Inspiring students to love maths

Carey Ann Dodah says maths is a fundamental part of life and can be fun to teach as well as learn

The number of times I hear ‘I’m no good at maths!’, ‘I hate it’, ‘I’m not a numbers person’ is too many to count. The upsetting thing is, it’s often said with a smile, a shrug, an acceptance that it’s normal. As educators we know too well what a challenge this is to overcome.

Maths is a fundamental part of everyday life. It’s a global language. It underpins many essential life skills and can also be the key to many of life’s biggest questions. For something so indispensable, we should definitely seek to master it and just as importantly have fun with it. I believe that maths can and should be enjoyed by anyone and everyone! 
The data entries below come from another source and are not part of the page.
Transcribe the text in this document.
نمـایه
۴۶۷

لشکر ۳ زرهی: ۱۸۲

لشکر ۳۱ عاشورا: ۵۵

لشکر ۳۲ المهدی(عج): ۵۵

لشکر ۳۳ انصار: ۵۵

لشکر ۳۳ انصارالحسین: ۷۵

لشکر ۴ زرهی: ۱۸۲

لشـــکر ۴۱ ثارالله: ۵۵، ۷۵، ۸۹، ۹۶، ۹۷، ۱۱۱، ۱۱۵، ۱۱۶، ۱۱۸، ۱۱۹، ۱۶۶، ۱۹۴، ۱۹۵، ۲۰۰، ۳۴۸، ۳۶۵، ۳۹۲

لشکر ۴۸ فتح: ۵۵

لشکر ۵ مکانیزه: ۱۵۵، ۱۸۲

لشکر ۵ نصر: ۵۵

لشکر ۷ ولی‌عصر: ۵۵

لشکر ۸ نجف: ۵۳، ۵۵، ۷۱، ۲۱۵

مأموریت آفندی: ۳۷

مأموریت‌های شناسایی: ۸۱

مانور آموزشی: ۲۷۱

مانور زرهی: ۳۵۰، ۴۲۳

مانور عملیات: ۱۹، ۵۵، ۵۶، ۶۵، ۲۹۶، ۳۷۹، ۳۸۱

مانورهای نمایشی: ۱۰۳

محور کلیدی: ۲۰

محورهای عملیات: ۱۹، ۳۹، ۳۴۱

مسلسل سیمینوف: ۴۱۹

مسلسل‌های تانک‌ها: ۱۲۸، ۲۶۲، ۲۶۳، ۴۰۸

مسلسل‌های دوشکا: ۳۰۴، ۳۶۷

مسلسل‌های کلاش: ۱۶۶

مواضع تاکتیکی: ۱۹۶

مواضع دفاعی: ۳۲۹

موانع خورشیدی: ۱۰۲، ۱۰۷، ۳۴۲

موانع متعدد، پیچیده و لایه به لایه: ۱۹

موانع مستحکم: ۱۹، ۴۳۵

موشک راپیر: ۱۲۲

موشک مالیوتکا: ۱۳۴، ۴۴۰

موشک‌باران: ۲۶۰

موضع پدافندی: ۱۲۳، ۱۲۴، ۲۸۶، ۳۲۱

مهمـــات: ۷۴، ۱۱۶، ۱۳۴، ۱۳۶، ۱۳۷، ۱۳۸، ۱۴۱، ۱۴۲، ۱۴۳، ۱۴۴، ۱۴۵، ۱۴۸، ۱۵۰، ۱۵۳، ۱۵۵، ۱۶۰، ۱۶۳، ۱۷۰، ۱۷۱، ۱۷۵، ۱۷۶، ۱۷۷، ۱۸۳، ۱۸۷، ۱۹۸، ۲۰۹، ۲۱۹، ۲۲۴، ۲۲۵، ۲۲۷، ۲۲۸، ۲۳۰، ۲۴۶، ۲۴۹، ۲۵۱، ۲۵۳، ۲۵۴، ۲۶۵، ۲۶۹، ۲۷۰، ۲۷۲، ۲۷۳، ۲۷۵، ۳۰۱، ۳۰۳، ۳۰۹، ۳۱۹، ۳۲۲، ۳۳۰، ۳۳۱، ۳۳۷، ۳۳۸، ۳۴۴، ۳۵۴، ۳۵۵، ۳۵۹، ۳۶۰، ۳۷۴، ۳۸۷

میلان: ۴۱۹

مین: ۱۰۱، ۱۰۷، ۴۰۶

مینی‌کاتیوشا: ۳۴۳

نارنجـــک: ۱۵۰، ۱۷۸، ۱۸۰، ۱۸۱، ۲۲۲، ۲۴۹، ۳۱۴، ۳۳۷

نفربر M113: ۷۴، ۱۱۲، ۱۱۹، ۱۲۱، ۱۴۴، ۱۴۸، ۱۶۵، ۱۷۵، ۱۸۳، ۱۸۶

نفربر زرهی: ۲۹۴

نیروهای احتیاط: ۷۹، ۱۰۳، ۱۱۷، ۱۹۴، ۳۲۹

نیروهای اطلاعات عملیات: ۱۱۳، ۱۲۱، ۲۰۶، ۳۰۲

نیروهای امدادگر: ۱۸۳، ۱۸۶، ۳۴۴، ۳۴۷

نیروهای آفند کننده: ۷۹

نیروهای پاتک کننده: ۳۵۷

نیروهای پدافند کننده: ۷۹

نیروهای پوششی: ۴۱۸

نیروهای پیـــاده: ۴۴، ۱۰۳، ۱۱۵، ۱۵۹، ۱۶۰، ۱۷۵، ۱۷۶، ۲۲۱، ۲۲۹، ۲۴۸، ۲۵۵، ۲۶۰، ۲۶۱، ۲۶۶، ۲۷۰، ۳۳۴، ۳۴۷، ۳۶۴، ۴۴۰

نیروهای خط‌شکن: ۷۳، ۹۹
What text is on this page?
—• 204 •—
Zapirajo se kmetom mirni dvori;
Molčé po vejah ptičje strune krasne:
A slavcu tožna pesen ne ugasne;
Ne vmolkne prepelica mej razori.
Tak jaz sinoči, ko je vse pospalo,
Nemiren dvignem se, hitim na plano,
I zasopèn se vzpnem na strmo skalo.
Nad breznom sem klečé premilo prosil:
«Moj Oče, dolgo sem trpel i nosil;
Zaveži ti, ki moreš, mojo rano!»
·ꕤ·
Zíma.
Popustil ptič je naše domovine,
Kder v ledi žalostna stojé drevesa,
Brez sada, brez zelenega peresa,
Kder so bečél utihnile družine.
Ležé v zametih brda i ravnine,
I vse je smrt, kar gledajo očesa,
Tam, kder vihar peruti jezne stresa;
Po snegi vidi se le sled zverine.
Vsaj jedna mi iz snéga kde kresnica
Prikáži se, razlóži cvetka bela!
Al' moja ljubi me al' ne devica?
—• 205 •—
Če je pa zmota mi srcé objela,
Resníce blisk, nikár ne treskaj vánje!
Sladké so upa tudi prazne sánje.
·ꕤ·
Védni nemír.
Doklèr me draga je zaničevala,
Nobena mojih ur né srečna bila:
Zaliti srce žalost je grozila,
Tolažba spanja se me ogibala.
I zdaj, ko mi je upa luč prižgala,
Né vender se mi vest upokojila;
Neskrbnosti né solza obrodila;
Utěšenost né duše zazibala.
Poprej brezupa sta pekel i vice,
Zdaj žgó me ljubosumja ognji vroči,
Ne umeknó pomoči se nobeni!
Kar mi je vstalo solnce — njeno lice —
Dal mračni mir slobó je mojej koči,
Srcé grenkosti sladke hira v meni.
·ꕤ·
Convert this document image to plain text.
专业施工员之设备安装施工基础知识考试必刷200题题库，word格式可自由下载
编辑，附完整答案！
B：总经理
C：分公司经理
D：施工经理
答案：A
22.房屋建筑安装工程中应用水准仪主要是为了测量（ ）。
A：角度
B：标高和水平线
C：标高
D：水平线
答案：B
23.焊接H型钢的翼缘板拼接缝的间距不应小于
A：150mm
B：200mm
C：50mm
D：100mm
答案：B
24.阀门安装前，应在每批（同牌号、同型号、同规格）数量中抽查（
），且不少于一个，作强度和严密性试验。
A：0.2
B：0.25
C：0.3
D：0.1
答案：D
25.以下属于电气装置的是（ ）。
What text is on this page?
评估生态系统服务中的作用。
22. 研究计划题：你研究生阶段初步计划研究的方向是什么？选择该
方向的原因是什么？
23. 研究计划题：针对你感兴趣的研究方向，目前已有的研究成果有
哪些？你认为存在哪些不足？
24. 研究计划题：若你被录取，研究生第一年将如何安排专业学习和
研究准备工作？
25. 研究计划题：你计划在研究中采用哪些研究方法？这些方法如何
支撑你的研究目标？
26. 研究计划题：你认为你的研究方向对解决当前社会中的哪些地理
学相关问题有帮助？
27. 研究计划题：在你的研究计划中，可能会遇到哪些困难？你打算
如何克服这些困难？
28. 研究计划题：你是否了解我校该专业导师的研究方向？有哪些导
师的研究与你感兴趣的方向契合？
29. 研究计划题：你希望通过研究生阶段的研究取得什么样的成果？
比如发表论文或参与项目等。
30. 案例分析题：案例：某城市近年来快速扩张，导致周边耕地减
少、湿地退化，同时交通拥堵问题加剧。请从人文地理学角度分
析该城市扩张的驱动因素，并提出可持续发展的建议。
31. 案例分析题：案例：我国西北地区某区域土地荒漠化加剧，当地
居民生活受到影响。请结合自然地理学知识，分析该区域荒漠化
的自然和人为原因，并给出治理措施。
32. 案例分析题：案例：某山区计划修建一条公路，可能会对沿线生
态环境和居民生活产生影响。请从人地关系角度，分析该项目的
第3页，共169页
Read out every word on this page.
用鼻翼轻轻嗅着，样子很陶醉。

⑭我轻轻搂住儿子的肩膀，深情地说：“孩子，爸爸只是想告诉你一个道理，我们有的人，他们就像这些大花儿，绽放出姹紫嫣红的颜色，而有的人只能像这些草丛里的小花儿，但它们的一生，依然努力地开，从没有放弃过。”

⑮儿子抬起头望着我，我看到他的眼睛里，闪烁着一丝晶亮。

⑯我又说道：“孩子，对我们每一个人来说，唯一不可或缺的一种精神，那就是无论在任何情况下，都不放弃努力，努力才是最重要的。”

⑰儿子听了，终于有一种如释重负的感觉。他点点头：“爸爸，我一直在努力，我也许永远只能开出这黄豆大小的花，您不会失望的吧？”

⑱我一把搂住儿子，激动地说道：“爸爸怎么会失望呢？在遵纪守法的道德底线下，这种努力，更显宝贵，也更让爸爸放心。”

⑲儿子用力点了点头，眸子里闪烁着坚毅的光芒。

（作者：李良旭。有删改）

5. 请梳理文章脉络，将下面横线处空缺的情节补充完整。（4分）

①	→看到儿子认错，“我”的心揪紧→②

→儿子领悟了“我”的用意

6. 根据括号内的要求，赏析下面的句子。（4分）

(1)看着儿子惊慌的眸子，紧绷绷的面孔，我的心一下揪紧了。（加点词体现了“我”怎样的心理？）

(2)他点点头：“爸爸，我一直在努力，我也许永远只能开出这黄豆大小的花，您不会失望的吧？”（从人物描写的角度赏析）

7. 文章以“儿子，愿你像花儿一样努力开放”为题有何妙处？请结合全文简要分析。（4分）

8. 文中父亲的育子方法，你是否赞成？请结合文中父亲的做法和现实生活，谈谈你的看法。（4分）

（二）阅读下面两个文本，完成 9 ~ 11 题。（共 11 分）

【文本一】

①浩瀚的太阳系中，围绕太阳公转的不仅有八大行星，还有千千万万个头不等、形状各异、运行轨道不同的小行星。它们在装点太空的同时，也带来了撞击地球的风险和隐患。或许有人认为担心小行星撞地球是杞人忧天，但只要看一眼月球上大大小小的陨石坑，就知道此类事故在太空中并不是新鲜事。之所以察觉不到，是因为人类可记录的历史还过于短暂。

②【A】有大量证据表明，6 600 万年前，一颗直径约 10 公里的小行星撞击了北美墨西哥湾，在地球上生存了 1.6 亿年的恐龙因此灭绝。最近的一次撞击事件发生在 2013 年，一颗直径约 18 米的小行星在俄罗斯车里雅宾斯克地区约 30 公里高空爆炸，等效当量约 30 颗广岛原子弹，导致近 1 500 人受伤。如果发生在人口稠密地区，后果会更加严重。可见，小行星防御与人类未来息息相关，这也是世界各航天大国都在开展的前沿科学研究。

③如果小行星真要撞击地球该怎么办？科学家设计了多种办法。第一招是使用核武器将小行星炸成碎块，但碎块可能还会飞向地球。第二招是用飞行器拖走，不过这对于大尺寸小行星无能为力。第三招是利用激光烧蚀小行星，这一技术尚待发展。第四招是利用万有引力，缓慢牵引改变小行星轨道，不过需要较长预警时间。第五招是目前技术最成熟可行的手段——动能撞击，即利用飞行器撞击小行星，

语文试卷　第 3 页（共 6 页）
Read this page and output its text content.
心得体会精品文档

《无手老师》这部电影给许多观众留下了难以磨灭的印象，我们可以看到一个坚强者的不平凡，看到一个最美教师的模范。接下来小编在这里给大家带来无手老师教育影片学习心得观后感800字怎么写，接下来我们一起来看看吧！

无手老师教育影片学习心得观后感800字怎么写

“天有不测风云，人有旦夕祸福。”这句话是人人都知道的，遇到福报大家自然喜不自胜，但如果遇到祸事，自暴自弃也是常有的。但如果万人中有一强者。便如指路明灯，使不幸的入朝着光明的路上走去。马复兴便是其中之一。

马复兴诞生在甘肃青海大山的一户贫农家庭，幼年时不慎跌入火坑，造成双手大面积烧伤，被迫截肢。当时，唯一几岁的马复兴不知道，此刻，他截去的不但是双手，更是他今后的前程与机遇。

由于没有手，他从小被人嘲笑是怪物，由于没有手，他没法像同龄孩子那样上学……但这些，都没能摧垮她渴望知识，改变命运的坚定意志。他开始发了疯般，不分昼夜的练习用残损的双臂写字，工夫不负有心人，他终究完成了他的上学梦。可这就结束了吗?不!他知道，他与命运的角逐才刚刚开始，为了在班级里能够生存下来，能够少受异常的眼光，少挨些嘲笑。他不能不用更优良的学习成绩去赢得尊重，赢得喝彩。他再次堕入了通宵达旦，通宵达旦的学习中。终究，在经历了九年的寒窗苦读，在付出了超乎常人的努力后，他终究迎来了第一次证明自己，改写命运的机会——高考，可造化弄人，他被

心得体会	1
I feel very fortunate to have had a series of training and development days with a fabulous mathematician, Jennie Pennant, a member of the University of Cambridge’s NRICH team. She has a magical way of demonstrating how maths can be fun, engaging, stimulating and most importantly accessible to all. 

 

At the heart of making maths accessible is the use of ‘low threshold – high ceiling’ resources. This means that the mathematical problems we work on do not require a large amount of prerequisite knowledge. Take the ‘Button-up’ problem created by Bernard Murphy of NRICH for the National Young Mathematician’s Award (an annual venture between Explore Learning and NRICH). This offers a starting point where everyone feels able to give the problem a go:

My coat has three different buttons.

Sometimes, I do them up starting with the top button.  Sometimes, I start somewhere else.

How many ways can you find to do up my coat?

How will you remember them? Do you think there are any more?  How do you know?

When we remove barriers for our students, amazing things can happen. Suddenly, you start seeing children demonstrating mathematical thinking, making predictions, using conjecture, thinking systematically and logically – even if they are not quite sure what those terms mean yet! Once we create an environment where confidence is raised and interest piqued we have an opportunity to challenge further:

I have a jacket which has four buttons.

Sometimes, I do the buttons up starting with the top button. Sometimes, I start somewhere else.  

How many different ways of buttoning it up can you find? 

Look back at the number of different ways you found for buttoning up three buttons and four buttons.

Can you predict the number of ways of buttoning up a coat with five buttons? Six buttons…?   

Now we’ve hit a new level. The answer isn’t immediately obvious, but it feels accessible. The brain is sensing a challenge. The reward that we receive when completing challenges such as these, can be greatly satisfying. It’s taken some effort yet we’ve enjoyed it.

To facilitate these moments here are some top tips:

  • Language – listen out for the ‘I can’t do it’ statements, arms folded, head in hands and respond with ‘You can’t do it YET’. I love using this and whilst some children need a further nudge, it can often be enough for getting them looking at the problem again.
  • Step backthis is probably the hardest change to adopt. It’s so tempting to step in and coach the steps a child should take to solve the problem. Resist and step back. There is not one correct method of approach. The reward comes from the personal journey of discovery and yours from watching it unfold.
  • You’ve found something that doesn’t work – brilliant! – we want to celebrate the mistakes. In fact get the student up in front of the class to explain what didn’t work. ‘Thank you James, that’s been a really helpful discovery, that’s helped us all avoid a pitfall’.
  • Sharing discoveries – equally the group should benefit from their peer group’s discoveries. However, it’s important that the student knows how to explain their theory first. A theory can only stand up if you can convince others as to why it is true. So talk this through with a student and listen to their explanation before sharing the learning with the whole group.
  • It isn’t a race – the best problems are those that create more questions. What if we changed this or that? There’s no need to rush to an end point and close the problem. Equally it’s important to allow students enough time to feel satisfied that they understand.

Whilst there is still a heavy emphasis on computation in our curricula, I believe we can find many interesting ways of covering these skills within the problem-solving arena. In doing so, we not only develop a student’s fluency in mathematics but also a large set of essential skills that form the backbone of problem solving.